Harnessing Ionic Selectivity In Acetyltransferase Chemoproteomic Probes

Chemical proteomics (chemoproteomics) has emerged as a powerful strategy for the high-throughput annotation of protein function. This approach involves using an active site probe to capture an enzyme class of interest from cells, allowing the biological activity of multiple enzymes within that family to be assessed in parallel. Coenzyme A based chemoproteomic probes may have utility in studying the pharmacological interactions of additional enzyme classes, beyond histone acetyltransferases. However, one challenge in applying this approach is how to differentiate a ‘true hit’ from background.
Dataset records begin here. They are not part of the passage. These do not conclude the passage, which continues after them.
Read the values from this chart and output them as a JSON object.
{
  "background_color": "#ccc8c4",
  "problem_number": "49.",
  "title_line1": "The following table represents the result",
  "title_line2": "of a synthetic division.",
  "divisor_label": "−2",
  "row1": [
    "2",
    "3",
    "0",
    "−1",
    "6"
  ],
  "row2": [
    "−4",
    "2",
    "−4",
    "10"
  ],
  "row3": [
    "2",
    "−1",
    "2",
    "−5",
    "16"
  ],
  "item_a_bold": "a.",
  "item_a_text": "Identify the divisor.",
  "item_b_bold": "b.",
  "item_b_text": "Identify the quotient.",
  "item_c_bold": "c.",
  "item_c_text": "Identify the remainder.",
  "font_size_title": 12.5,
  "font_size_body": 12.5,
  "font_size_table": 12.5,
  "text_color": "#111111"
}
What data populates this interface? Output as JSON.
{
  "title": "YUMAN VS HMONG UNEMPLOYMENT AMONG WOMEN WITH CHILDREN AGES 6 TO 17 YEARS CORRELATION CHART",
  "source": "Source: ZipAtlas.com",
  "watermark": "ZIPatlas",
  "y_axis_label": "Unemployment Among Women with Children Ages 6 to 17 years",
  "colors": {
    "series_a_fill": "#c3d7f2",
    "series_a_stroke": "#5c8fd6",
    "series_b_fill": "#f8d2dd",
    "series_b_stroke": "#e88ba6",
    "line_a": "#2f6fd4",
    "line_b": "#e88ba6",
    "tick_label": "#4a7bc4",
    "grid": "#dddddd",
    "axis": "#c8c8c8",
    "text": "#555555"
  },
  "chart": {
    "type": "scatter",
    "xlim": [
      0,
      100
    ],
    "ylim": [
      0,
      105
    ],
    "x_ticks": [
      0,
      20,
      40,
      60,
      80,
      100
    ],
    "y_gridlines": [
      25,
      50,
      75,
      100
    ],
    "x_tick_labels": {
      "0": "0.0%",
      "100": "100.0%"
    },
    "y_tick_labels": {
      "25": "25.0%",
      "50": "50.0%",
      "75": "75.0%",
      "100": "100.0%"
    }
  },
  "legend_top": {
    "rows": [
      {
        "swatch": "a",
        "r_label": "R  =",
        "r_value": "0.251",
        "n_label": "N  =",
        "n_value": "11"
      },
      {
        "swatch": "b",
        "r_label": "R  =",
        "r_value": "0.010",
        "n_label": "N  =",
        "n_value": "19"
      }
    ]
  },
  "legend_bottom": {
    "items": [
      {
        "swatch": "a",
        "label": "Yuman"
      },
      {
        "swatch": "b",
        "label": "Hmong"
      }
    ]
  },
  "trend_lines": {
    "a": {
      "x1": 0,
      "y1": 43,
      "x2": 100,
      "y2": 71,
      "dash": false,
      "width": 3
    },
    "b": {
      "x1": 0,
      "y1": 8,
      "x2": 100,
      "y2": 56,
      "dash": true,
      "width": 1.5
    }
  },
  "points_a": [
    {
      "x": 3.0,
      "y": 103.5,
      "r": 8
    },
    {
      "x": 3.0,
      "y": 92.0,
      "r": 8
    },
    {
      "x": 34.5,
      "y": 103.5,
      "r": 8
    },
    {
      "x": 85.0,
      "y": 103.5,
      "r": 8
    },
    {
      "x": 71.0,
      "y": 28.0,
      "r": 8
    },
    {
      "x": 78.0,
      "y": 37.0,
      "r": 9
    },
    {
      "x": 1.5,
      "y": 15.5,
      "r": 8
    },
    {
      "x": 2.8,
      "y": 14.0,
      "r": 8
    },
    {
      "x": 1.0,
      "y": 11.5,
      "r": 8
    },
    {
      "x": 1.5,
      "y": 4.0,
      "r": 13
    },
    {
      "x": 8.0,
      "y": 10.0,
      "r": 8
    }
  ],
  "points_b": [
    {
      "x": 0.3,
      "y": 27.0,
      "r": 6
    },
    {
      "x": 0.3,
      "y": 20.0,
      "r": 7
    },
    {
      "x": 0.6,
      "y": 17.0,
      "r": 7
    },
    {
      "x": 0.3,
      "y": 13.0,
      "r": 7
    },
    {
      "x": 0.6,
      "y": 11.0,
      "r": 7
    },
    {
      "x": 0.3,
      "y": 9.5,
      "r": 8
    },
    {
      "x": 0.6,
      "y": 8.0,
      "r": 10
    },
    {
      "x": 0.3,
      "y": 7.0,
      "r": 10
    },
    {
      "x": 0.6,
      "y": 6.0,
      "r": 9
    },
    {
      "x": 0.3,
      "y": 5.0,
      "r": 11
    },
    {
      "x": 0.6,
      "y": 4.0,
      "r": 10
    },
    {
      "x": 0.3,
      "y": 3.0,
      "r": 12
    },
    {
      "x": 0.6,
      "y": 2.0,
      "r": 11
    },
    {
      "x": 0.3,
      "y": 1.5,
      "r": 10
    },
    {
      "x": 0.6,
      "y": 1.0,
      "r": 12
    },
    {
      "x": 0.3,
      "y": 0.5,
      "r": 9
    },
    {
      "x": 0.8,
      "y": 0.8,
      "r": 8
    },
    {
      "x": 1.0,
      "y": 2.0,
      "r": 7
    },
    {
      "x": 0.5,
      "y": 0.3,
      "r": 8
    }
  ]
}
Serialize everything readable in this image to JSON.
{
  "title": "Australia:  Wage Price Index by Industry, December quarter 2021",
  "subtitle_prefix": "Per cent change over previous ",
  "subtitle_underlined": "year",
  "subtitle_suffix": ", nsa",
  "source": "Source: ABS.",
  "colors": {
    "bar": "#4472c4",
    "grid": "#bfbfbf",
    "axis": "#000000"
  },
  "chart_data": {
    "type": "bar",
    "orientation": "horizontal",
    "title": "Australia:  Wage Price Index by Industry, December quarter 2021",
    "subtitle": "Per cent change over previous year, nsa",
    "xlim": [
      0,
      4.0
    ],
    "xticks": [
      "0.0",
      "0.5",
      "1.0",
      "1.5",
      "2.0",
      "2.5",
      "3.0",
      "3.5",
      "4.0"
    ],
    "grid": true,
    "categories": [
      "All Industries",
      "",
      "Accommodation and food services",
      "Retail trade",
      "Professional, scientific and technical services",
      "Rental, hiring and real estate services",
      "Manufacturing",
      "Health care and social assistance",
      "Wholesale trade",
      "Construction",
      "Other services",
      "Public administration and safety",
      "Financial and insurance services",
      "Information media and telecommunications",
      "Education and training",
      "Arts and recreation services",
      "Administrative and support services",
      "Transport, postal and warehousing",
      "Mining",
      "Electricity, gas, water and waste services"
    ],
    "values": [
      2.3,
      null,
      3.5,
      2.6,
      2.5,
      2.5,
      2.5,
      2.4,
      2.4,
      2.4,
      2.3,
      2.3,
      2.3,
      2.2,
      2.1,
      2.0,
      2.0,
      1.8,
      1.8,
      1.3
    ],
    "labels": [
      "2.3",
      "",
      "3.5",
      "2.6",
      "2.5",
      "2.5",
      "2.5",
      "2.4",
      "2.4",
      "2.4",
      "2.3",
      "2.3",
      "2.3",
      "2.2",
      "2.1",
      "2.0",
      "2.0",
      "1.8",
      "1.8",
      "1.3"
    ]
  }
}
Many histone acetyltransferases utilize an ordered binding mechanism, with acetyl-CoA binding first, which allows their chemoproteomic capture to be competed by pre-incubating lysates with acetyl-CoA. However, for acetyltransferases that don’t exhibit this binding mode, or which bind to a different ligand, acetyl-CoA competition may not be evident, limiting our ability to discern selective chemoproteomic enrichment from noise. In this study, two physiochemically distinct capture probes were used to enrich proteins to distinguish true hits from background and identify new targets selectively enriched by CoA-based probes, thus expanding the scope of protein-ligand interactions open to chemoproteomic interrogation.